Geographic variation of various phenotypic traits (survival, growth, phenology) was evaluated in 19 Q. petraea provenances established in 13 provenance test across Europe. For all traits significant provenance effects were found together with significant interaction effects between experiments and provenances. Highest plant losses were found for the south-eastern provenances (Hungary, Turkey). The fastest height growth was found for two British and two German provenances, and the difference between the earliest and the latest provenance in time of flushing was not more than 4 days. There was no clinal variation for survival or height, whereas a north-south trend was very clear for the date of flushing, which in 1997 occurred in France on April 11, but 18-30 days later in various British and German sites, and 40 days later in the Danish experiment. Analyses of pairs of experiments in Germany, France and Denmark did reveal two different zones of provenance performance, i) an Atlantic zone including France, western Germany and Denmark, and ii) a Continental zone including central and eastern Germany. Within each of these zones, for all pairs of field experiments, there were highly significant correlations among provenance means between sites, suggesting low GE interactions. Foliar nutrient concentrations were also analysed for the thirteen elements C, N, P, K, Mg, Ca, Na, S, Fe, Mn, Zn, Cu, Al, and for the three ratio’s N/P, N/K, and K/P as well. The analyses were based on leaf collections from three common provenances troughout 13 field experiments Analyses showed that survival of plants were significantly dependent on foliar concentrations of the macro nutrients K and P. The concentration of K had a positive effect on survival, whereas P, when seen in connection with N and K only, had a negative effect. Significant positive effect on survival was also found for the micro nutrients Mg and Cu. No significant effects of N, P, K or any other supplementary element was found on height growth.

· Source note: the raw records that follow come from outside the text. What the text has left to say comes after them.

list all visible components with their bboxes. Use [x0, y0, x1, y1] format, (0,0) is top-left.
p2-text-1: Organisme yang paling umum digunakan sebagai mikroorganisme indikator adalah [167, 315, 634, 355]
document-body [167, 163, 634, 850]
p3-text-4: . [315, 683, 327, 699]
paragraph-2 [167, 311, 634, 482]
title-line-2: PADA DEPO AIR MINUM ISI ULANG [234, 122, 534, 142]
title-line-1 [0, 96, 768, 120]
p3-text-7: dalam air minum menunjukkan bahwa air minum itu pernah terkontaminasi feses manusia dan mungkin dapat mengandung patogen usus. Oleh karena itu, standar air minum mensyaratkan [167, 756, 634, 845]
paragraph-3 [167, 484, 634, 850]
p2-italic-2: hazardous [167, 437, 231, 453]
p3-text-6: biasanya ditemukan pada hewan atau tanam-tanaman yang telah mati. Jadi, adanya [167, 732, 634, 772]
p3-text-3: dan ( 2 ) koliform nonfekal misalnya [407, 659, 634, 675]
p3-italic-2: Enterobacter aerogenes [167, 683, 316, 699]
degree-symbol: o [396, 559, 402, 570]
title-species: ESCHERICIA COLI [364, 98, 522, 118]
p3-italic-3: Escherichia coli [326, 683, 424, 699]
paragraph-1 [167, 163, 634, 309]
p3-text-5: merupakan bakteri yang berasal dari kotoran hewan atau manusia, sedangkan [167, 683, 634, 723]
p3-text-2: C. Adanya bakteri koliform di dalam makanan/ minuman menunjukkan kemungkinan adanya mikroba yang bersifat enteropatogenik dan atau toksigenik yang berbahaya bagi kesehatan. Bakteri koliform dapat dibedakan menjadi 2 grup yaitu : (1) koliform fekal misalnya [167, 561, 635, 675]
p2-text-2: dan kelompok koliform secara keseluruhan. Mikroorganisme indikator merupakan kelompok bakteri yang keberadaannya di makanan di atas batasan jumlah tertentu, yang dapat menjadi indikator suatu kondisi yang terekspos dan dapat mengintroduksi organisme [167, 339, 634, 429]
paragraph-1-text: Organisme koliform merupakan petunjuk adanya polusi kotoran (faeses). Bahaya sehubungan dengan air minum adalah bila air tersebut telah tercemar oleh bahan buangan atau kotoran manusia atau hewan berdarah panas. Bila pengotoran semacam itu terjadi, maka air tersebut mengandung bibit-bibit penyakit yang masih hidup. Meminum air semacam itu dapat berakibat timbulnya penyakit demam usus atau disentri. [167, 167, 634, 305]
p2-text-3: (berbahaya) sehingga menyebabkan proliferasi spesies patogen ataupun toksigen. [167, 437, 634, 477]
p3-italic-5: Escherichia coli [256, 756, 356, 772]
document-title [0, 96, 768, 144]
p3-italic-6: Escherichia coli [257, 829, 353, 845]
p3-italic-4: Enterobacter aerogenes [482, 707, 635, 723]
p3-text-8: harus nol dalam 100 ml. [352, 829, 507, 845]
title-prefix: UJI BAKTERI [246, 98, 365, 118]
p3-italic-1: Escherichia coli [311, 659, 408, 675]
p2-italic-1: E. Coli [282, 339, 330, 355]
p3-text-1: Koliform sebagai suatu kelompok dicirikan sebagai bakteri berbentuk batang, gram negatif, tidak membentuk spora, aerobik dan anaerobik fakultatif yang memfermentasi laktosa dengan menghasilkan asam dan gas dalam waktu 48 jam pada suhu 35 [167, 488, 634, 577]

Gene diversity was assessed and compared among Q.petraea and Q. robur based on a genetic survey conducted with 6 microsatellite loci. The data came from 7 ISPs (Intensive Studied Plots) consisting of mixed stands comprising both species in approximately equal proportions. Both species exhibited high levels of diversity. However in each ISP, there were clear indications that there is a higher genetic variation within populations in Q. petraea than in Q. robur . There was at least one measure of diversity (among A, Ae, He and Ho) per ISP that showed higher values for Q. petraea than for Q. robur , whereas there was never any measure showing the opposite. The differences in levels of diversity were usually small, but significant. These results confirm earlier reports based on other markers and characters. There were also some indications that there is a geographic distribution of gene diversity within each species. In Q. petraea and Q. robur, populations from the central and north central area exhibit higher values than others. The systematic fine scale mapping of cpDNA polymorphism represents and unprecedented achievement in population genetics of plant species. This project represents also the first attempt to associate genetic and palinological information for reconstructing the history. Together with the results obtained in provenance tests and the genetic diversity analysis in the ISPs, many scientific, technical and economical benefits can be expected from this project ranging from the reconstruction of forest history to conservation issues and tracability applications.